Jul 09, 2009 23:58
I decided this time last week to stay off facebook for a while - didn't know how long, but, after spending a while the day before on FB when I could have been doing something else, I decided it was necessary. I wish I could say it was easy to just do something else instead, but that would be a falsehood. I usually check my e-mail a couple times a day and afterward check fb to see what's new. This past week I found myself just going to other websites - such as Myspace or LJ - and wasting time there. Maybe not as much time, but that's not the point.
When did I become someone who needs a computer? Don't get me wrong, I feel privileged to have my own personal computer. I still know that is a luxury which most people in the world, even in the US, do not have.
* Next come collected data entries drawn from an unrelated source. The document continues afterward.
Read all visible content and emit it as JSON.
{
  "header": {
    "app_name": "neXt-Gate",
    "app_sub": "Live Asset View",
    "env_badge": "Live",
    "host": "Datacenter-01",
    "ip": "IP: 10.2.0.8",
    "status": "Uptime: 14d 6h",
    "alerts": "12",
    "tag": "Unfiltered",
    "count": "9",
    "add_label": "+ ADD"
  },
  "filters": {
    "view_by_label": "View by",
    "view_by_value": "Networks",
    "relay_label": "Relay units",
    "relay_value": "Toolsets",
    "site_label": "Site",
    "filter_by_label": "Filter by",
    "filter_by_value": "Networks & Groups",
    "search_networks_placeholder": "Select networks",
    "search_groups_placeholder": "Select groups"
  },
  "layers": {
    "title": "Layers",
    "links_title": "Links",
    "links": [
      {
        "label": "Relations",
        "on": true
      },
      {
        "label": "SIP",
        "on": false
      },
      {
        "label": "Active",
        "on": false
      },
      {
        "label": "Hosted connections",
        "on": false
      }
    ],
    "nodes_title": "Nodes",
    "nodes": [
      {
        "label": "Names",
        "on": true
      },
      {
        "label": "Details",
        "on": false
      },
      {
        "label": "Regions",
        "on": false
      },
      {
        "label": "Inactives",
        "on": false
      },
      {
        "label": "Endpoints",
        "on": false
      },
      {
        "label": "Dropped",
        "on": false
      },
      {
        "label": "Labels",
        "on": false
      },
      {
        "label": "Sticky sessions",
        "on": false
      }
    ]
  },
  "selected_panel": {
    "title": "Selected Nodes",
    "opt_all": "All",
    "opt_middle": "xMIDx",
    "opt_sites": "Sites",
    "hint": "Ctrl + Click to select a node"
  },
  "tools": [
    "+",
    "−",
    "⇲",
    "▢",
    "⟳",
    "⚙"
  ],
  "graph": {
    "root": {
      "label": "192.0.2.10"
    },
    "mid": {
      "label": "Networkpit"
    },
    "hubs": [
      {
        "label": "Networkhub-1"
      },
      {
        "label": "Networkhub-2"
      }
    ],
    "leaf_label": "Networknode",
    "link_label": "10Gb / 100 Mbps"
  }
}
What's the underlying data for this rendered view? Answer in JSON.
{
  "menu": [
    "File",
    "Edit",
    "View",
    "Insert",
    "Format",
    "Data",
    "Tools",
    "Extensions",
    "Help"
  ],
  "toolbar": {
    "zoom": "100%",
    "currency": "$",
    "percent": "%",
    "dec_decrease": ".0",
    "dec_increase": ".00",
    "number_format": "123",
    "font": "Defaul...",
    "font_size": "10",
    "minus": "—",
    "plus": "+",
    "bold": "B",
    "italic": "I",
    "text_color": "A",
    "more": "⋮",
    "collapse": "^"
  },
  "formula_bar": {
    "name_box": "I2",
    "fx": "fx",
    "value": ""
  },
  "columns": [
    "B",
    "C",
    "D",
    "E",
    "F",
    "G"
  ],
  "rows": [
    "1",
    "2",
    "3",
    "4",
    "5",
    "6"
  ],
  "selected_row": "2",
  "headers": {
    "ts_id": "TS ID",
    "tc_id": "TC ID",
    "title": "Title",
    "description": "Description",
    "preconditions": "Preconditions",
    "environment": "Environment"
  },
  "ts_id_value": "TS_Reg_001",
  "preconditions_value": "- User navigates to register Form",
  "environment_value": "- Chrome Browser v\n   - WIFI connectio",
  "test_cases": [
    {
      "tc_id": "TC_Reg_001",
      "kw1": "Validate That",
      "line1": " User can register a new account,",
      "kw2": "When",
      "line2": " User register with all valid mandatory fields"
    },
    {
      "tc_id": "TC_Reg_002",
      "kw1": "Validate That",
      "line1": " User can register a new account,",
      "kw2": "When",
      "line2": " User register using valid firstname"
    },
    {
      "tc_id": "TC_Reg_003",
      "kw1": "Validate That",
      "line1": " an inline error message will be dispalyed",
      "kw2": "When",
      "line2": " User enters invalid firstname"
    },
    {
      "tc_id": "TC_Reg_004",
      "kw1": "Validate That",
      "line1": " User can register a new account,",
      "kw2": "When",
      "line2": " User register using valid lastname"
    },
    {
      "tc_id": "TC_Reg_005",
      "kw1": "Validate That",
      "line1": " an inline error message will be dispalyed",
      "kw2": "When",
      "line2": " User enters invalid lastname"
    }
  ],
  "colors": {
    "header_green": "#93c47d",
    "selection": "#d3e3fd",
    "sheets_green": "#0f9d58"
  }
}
But I take it for granted. I spend hours in front of this machine every day, but I complain that there isn't enough time in the day. I haven't read a book for pleasure in probably at least 6 months, and I actually like to read. I haven't listened to new music on iTunes in a while, and I really enjoy music. I haven't exercised in several months, and I like when my body feels healthy and energetic. I always feel as if I'm behind on my bible study, but I hunger for His word. the list could go on and on ... I feel like I have let myself get jaded and complacent. Tonight I left myself log-in to FB, supposedly just to check messages, wall posts, etc. But an hour and a half later I realize it is midnight - too late to curl up in bed and watch the new episode of Burn Notice my DVR recorded. Needless to say I am disappointed with myself. (You may be thinking, well, why are you still online dork? The answer is this is my journal, and I'll do as I please - jk, sort of. The real answer is I will be going to bed as soon as I get this out. Writing is very therapeutic and helps me sort things out in my head.)
So, I think I will be staying off FB for a while, with the sole exception of checking inbox messages and birthdays. I might even put a time limit on FB. hmm... FB has only been around less than 5 years, and the internet a little more than that. Yet life went on for centuries before either existed. I will survive and live to see another day (I couldn't choose which lyric to quote so I used both, hehe). I feel like I left something off, but oh well, myabe I'll think of it later.